By matching the JSA sanction counts published by DWP with the JSA claimant counts published by ONS, the sanction rates for the eleven parliamentary constituencies were computed for the months Nov 2012 to June 2013. This is as much as the new DWP data series permits at the current time. October 2012 was excluded because it is an incomplete month.
A national sanction rate for the country as a whole was also computed, so that sanction rates for each of the constituencies forming the study could be compared, the national sanction rate being the comparator. The ONS claimant count imposed a limitation in achieving this purpose because, prior to February, a claimant count for Great Britain, as distinct from the United Kingdom, is not provided. The Great Britain claimant count is needed because the DWP sanction count is only given for Great Britain. Thus matching the national sanctions count to the national claimant count is only possible for the months Feb 2013 to June 2013 where both series are provided in aggregate for Great Britain.
The graphs below show the results of this study.

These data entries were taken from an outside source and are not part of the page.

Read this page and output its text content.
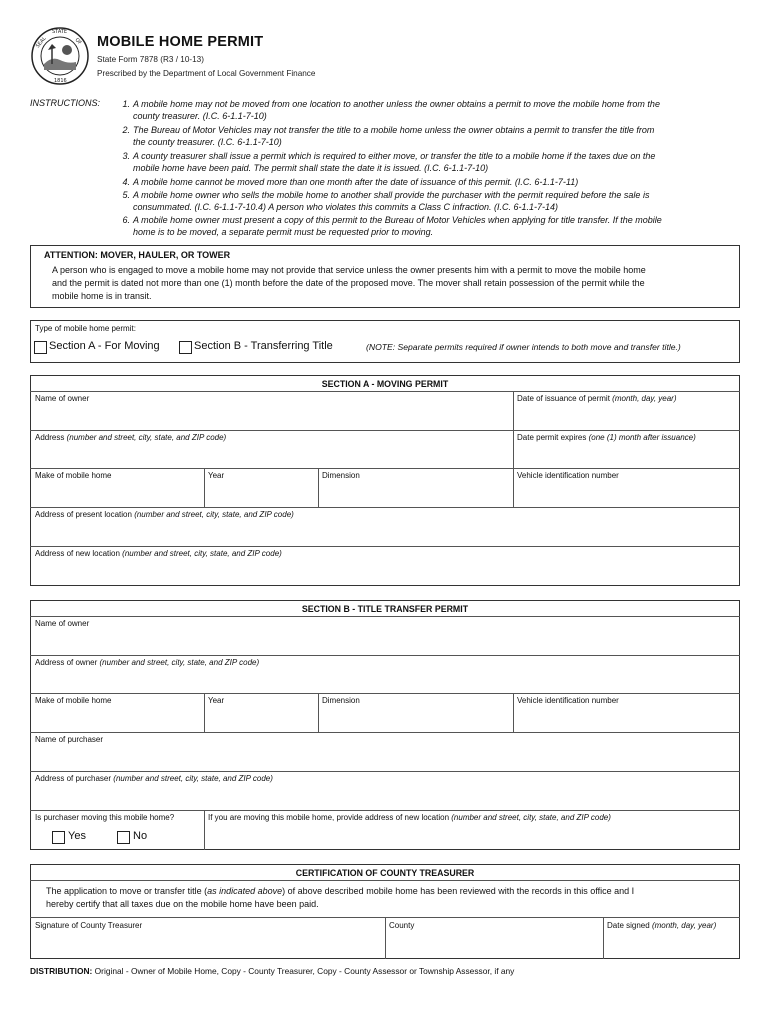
SEAL
STATE
OF
1816
MOBILE HOME PERMIT
State Form 7878 (R3 / 10-13)
Prescribed by the Department of Local Government Finance
INSTRUCTIONS:	1. A mobile home may not be moved from one location to another unless the owner obtains a permit to move the mobile home from the
county treasurer. (I.C. 6-1.1-7-10)
2. The Bureau of Motor Vehicles may not transfer the title to a mobile home unless the owner obtains a permit to transfer the title from
the county treasurer. (I.C. 6-1.1-7-10)
3. A county treasurer shall issue a permit which is required to either move, or transfer the title to a mobile home if the taxes due on the
mobile home have been paid. The permit shall state the date it is issued. (I.C. 6-1.1-7-10)
4. A mobile home cannot be moved more than one month after the date of issuance of this permit. (I.C. 6-1.1-7-11)
5. A mobile home owner who sells the mobile home to another shall provide the purchaser with the permit required before the sale is
consummated. (I.C. 6-1.1-7-10.4) A person who violates this commits a Class C infraction. (I.C. 6-1.1-7-14)
6. A mobile home owner must present a copy of this permit to the Bureau of Motor Vehicles when applying for title transfer. If the mobile
home is to be moved, a separate permit must be requested prior to moving.
ATTENTION: MOVER, HAULER, OR TOWER
A person who is engaged to move a mobile home may not provide that service unless the owner presents him with a permit to move the mobile home
and the permit is dated not more than one (1) month before the date of the proposed move. The mover shall retain possession of the permit while the
mobile home is in transit.
Type of mobile home permit:
Section A - For Moving	Section B - Transferring Title	(NOTE: Separate permits required if owner intends to both move and transfer title.)
SECTION A - MOVING PERMIT
Name of owner	Date of issuance of permit (month, day, year)
Address (number and street, city, state, and ZIP code)	Date permit expires (one (1) month after issuance)
Make of mobile home	Year	Dimension	Vehicle identification number
Address of present location (number and street, city, state, and ZIP code)
Address of new location (number and street, city, state, and ZIP code)
SECTION B - TITLE TRANSFER PERMIT
Name of owner
Address of owner (number and street, city, state, and ZIP code)
Make of mobile home	Year	Dimension	Vehicle identification number
Name of purchaser
Address of purchaser (number and street, city, state, and ZIP code)
Is purchaser moving this mobile home?
Yes	No
If you are moving this mobile home, provide address of new location (number and street, city, state, and ZIP code)
CERTIFICATION OF COUNTY TREASURER
The application to move or transfer title (as indicated above) of above described mobile home has been reviewed with the records in this office and I
hereby certify that all taxes due on the mobile home have been paid.
Signature of County Treasurer	County	Date signed (month, day, year)
DISTRIBUTION: Original - Owner of Mobile Home, Copy - County Treasurer, Copy - County Assessor or Township Assessor, if any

Sanctions rates for Birmingham and Solihull parliamentary constituencies having job centres
What do the graphs show?
With the exception of Selly Oak, the local sanction rates depart significantly from the national sanctions rate.
The local sanctions rate of Birmingham Hall Green and of Solihull appear to be particularly high for all of the five months Feb to June when compared to the national sanction rate. There may be valid reasons for this apparent over-sanctioning but to date a valid reason has not been identified. This has led to speculation that individual job centres are pursuing their own, or locally determined, sanctioning targets.
An alternative reason for the apparent over-sanctioning may be demographic. Younger claimants may attract sanctions more easily and frequently than older claimants. However, this is speculation. The age profiles of claimants in these two constituencies have not yet been ascertained still less compared to the national age profile of claimants.
The departures from the national sanction rate are statistically significant (ie more than 2 standard deviations away from the expected counts) for all constituencies, save for Selly Oak.